Damit die Flamme der Hoffnung nicht erlischt – GV in Sursee

Am Montag, 21. September, fand die diesjährige Generalversammlung des Schweizerischen Heiligland-Vereins in Sursee statt. Dank eines grosszügigen Legats konnte der Verein im Vorcoronajahr 2019 einen Gewinn von über 20‘000 Franken ausweisen. Im vergangenen Jahr wurden knapp eine halbe Million Franken an etwa 30 ostkirchliche Projektpartner im Libanon, in Syrien, im Irak, in Israel und Palästina sowie in Ägypten in den Bereichen Bildung, Sozialarbeit, Sozialpastoral und Nothilfe ausbezahlt.
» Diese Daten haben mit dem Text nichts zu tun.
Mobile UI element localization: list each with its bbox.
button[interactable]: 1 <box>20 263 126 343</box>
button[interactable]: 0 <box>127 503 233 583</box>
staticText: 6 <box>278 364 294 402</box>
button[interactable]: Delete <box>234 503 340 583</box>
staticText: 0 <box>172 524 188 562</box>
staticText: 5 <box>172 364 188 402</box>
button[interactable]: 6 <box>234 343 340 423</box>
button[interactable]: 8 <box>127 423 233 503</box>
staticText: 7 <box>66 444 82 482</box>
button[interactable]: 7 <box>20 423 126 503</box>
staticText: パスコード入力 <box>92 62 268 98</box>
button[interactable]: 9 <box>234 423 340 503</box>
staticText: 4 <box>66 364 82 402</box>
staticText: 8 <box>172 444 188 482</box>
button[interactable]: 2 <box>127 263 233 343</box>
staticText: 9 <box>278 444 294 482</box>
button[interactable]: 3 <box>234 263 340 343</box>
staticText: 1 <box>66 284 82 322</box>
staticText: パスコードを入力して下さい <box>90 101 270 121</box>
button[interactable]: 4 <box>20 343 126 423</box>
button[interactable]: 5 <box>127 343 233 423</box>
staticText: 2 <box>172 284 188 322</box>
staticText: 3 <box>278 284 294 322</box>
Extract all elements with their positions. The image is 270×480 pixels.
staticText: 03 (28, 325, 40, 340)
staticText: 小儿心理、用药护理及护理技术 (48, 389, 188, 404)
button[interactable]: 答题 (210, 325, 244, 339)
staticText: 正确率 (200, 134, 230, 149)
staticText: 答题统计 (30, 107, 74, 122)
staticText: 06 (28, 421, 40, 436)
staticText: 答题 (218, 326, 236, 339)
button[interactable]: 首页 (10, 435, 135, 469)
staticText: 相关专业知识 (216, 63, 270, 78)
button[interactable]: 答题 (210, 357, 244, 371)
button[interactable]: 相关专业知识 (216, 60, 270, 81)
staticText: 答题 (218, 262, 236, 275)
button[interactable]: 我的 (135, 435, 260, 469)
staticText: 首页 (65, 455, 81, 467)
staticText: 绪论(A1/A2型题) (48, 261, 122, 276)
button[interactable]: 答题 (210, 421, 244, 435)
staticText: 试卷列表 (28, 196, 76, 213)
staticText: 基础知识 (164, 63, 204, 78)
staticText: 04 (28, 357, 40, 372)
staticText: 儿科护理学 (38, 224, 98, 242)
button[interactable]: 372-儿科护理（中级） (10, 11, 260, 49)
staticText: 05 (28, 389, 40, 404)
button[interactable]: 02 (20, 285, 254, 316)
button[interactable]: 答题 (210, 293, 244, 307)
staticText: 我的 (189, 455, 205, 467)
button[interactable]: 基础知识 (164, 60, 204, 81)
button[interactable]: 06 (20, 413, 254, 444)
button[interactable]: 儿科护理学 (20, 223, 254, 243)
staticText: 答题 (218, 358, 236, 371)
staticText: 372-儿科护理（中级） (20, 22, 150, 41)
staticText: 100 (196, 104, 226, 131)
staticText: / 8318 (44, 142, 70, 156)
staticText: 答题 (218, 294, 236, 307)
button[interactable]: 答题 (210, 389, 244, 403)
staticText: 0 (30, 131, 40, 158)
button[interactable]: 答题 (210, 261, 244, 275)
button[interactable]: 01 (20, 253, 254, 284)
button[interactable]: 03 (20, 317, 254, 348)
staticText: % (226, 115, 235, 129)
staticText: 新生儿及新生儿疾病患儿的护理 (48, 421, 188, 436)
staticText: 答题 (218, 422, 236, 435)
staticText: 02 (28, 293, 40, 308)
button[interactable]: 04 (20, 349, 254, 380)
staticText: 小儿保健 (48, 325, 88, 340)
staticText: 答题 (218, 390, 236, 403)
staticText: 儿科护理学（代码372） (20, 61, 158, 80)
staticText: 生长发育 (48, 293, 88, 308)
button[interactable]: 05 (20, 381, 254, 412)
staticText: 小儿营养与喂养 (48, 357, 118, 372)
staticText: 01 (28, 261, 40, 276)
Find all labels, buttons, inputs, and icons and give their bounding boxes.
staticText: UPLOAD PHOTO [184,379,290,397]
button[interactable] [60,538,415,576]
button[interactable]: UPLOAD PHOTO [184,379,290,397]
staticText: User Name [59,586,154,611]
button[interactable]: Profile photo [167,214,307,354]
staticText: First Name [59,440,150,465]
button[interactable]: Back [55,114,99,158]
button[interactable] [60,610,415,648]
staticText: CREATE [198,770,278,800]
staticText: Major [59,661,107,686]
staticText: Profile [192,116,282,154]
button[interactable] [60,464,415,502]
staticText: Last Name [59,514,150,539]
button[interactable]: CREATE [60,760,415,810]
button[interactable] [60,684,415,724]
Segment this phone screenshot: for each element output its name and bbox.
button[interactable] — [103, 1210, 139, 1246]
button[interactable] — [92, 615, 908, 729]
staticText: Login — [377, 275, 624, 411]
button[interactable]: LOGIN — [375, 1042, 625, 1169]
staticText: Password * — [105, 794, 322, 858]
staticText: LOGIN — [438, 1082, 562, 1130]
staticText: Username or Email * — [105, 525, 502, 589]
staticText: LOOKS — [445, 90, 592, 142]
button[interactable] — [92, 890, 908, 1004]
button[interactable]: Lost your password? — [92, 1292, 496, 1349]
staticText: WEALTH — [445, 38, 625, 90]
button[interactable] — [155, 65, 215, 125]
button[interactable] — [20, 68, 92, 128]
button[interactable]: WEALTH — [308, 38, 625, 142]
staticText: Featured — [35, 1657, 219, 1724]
Der Grossteil der Spenden stammt aus dem Karwochenopfer der Schweizer Bischöfe.

Schwester Jocelyne Joumaa aus Jabboulé, einem Dorf an der libanesisch-syrischen Grenze, wurde per ZOOM live zugeschaltet.

Auf der Versammlung wurde in einer Erneuerungswahl der gesamte Vorstand einstimmig wiedergewählt. GV Gast Schwester Jocelyne Joumaa aus Jabboulé, einem Dorf in der Bekaa-Ebene an der libanesisch-syrischen Grenze, konnte wegen der anhaltenden Wirtschafts- und Gesundheitskrise im Libanon nicht in die Schweiz kommen und wurde per ZOOM live zugeschaltet. Sie berichtete von der katastrophalen Lebenssituation im Zedernstaat. „Wir leben von einem Moment zum nächsten. Wir wissen nicht, was morgen ist. Wir haben keine Perspektive. Alles ist unsicher, alles ist bedroht.“ Ob die beiden Schulen der Schwesterngemeinschaft wie geplant Ende September öffnen könnten, sei immer noch ungewiss. Der libanesischstämmige Pfarrer Samih Raad aus Metz erklärte in seinem Vortrag die historische Vorgeschichte aus Parteienzwist, religiösen Konflikten und Korruption im Libanon, die zur aktuellen Politik- und Wirtschaftskrise führte.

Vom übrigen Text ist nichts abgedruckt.